Shortly after the battle, Harry Gilmor petitioned to raise his own cavalry regiment. He organized several companies of mostly Marylanders into a unit that called themselves "The Band".

Occasionally, Gilmor's Battalion fought alongside other units such as McNeill's Rangers, and the 1st Maryland Cavalry, CSA. During the Confederate campaign into Maryland in June 1863, Harry Gilmor was temporarily placed in command of the 1st Maryland Cavalry, after its commander was wounded in combat.

After the Gettysburg Campaign, the Confederate Army returned to Virginia. During this time, Gilmor had 6 full companies of rangers operating in the Shenandoah Valley. They conducted mainly guerrilla-type operations against Union wagon trains, railroads, telegraph lines, depots, bridges and encampments.
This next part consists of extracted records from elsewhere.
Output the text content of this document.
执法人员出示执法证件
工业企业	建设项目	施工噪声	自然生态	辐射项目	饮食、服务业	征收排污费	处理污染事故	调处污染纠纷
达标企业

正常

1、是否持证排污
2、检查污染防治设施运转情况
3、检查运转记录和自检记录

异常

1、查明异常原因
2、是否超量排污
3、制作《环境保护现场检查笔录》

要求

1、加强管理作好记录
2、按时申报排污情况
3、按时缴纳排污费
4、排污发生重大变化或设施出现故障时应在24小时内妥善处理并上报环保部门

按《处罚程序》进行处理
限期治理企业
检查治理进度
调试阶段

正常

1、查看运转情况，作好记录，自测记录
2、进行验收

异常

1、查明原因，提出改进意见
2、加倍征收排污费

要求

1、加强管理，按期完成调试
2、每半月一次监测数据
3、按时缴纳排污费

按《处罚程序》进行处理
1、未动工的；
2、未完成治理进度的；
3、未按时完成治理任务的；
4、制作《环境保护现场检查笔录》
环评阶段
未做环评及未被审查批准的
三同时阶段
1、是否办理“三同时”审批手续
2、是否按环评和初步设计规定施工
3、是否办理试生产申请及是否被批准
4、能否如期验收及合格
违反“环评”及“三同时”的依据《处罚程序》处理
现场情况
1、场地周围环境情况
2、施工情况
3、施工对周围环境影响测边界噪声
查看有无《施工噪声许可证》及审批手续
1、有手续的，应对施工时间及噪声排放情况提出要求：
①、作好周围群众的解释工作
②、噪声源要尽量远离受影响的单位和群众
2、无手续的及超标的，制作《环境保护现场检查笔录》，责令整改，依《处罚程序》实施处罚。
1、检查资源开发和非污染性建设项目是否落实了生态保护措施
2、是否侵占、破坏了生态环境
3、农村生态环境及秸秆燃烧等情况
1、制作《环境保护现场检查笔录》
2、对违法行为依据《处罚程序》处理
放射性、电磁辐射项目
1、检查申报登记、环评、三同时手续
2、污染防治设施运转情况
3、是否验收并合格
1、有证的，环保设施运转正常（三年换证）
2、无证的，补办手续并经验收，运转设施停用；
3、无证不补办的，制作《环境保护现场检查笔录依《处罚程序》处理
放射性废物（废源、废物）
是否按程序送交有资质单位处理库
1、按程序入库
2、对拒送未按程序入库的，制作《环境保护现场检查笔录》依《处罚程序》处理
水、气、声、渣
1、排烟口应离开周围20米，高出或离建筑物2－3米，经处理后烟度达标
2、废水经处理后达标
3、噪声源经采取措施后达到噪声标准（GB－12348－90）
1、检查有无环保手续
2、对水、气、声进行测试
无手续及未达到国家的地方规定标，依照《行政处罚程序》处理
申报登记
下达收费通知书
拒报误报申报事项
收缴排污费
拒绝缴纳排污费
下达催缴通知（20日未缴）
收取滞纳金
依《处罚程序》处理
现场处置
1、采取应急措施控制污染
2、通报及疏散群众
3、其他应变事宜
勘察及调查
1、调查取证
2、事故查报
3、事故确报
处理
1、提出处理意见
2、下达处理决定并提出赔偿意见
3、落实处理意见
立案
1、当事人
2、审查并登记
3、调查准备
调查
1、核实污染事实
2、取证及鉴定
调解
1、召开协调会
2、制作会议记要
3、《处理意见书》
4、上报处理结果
In June 1864, Gilmor's Battalion was designated as the 2nd Maryland Cavalry. The 1st & 2nd Maryland Cavalry units became involved in almost daily skirmishes with Union General Sheridan's cavalry. Colonel Gilmor was seriously wounded near Bunker Hill, West Virginia on September 3, 1864, and did not return to action until October, missing the Battle of Opequon and the Battle of Fisher's Hill. In February 1865, the 2nd Maryland went into West Virginia to forage for supplies, and to meet up with McNeill's Rangers. In the process, Colonel Harry Gilmor was captured on February 4, 1865, and taken to Fort Warren, Massachusetts.